Im Mittelpunkt der Apothekenkundenbefragung standen Fragen zu Wirk­eintritt, Verträglichkeit und Patientenzufriedenheit. Teilnahmeberechtigt waren die Kunden von Offizin-Apotheken, die sich von sich aus zur individuellen Selbstmedikation für die Dreierkombination entschieden hatten.

 

Nur Patienten mit Hals- und Schluckschmerzen ab 18 Jahren wurden in die Befragung einbezogen. Diese mussten vorab ihre schriftliche Einwilligung zur Teilnahme abgeben und die Anwendung gemäß Fachinformation vornehmen. Ausschlusskriterien waren Schwangerschaft oder Stillzeit, hereditäre Fructose-Intoleranz, Diabetes, Asthma oder ausgeprägte Überempfindlichkeit der Atemwege sowie Überempfindlichkeit gegen einen der Wirkstoffe im Medikament.

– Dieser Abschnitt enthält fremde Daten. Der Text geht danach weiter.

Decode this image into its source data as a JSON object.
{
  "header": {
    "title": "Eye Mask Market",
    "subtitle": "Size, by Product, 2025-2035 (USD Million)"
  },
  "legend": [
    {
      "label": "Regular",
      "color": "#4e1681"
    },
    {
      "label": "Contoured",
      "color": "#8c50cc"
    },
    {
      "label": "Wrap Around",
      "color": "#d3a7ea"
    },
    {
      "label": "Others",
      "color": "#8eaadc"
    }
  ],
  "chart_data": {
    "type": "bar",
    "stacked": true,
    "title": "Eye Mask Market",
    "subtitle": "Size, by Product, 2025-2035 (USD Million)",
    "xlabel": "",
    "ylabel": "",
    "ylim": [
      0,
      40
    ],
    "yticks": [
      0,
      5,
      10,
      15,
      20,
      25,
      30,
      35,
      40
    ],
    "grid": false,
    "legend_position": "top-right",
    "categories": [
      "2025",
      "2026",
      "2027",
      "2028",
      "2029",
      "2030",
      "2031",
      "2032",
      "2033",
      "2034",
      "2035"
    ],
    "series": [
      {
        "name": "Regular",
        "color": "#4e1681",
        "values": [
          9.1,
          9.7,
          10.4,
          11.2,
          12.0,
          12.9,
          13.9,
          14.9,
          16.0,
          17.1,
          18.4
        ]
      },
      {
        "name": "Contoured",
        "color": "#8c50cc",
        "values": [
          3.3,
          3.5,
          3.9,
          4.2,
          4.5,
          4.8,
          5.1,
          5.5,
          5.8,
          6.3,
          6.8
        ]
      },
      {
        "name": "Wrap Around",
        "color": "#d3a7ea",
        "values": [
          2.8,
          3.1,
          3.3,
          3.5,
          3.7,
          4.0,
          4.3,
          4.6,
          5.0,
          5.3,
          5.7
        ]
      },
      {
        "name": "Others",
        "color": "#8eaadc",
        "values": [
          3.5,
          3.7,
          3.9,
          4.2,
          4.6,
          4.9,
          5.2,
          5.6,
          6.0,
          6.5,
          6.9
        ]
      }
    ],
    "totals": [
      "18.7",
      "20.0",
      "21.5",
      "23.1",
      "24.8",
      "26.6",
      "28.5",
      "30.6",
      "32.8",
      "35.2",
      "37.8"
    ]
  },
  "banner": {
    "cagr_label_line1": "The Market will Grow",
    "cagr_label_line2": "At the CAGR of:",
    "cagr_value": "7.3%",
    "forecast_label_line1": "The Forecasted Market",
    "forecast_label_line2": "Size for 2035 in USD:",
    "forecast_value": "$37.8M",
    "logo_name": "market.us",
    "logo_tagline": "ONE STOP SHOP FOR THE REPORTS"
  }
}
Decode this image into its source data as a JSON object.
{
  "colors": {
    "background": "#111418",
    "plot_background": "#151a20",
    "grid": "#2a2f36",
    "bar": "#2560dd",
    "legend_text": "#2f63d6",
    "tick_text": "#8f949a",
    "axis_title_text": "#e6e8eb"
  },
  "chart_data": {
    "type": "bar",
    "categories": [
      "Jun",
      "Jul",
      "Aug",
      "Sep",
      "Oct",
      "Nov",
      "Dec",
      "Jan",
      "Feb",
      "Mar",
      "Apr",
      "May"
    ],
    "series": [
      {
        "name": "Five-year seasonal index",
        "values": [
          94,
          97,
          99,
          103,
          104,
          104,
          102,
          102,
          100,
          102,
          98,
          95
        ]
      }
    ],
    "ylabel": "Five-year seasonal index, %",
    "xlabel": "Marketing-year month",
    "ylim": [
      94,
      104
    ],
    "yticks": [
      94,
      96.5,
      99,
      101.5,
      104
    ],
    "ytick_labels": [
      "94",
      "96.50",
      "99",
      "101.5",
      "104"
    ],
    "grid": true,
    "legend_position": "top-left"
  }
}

Die teilnehmenden Kunden bekamen die Beobachtungsbögen ausgehändigt und sollten diese innerhalb von 14 Tagen ausgefüllt einschicken.

 

Die Dauer der Beobachtungen umfasste bis zu fünf Tage. Folgende Daten wurden erhoben: Alter, Geschlecht, Tag des Medikamentenkaufs, Daten zur Symptomatik wie Beginn und Schweregrad der Symptome oder sonstige Beschwerden sowie der Tag der ersten Einnahme.

 

Zielparameter waren die Dosierung, die Zeit bis zur Linderung der Beschwerden und der Verlauf der Symptome; weiterhin die Bewertung der Wirkung, Zufriedenheit, Verträglichkeit und ein eventuell vorhandenes Taubheitsgefühl nach Einnahme. Schließlich wurden auch Dauer und Häufigkeit der Einnahme erfasst und der Anteil der Patienten mit Begleittherapie ermittelt.

 

Alle ermittelten Ergebnisse sind als Anzahl oder Anteil an Patienten beziehungsweise Mittelwert ± Standardabweichung dargestellt.

 

Ergebnisse

Insgesamt konnten 261 Anwender mit einer protokollgemäßen Dokumentation ausgewertet werden. Das Durchschnittsalter lag bei 42 Jahren und der Anteil der Frauen betrug 71 Prozent. Die meisten Teilnehmer bewerteten den Beschwerdegrad vor der Behandlung als leicht oder mittel (Abbildung 1). Der überwiegende Teil der Patienten (78,2 Prozent) gab an, kein Fieber gehabt zu haben. Alle Teilnehmer nahmen das Halsschmerzmedikament im Mittel 6,4-mal pro Tag ein (± 3,3), zumeist zwischen drei- und zwölfmal. Bereits fünf Minuten nach der Einnahme trat bei et­wa jedem vierten, nach einer Stunde bei fast jedem Anwender eine Linde­rung der Beschwerden ein (Abbildung 2). Die Zeit bis zur Linderung der Symptome ist dabei weitestgehend unabhängig von der Ausprägung der Hals- oder Schluckschmerzen. Bei der zweiten und dritten Einnahme ist eine Steigerung des Patientenanteils mit einem frühen Wirkeintritt zu beobachten (Abbildung 3). Statistisch signifikant ist dabei der Unterschied in der durchschnittlichen Zeit bis zur Linderung der Symptome.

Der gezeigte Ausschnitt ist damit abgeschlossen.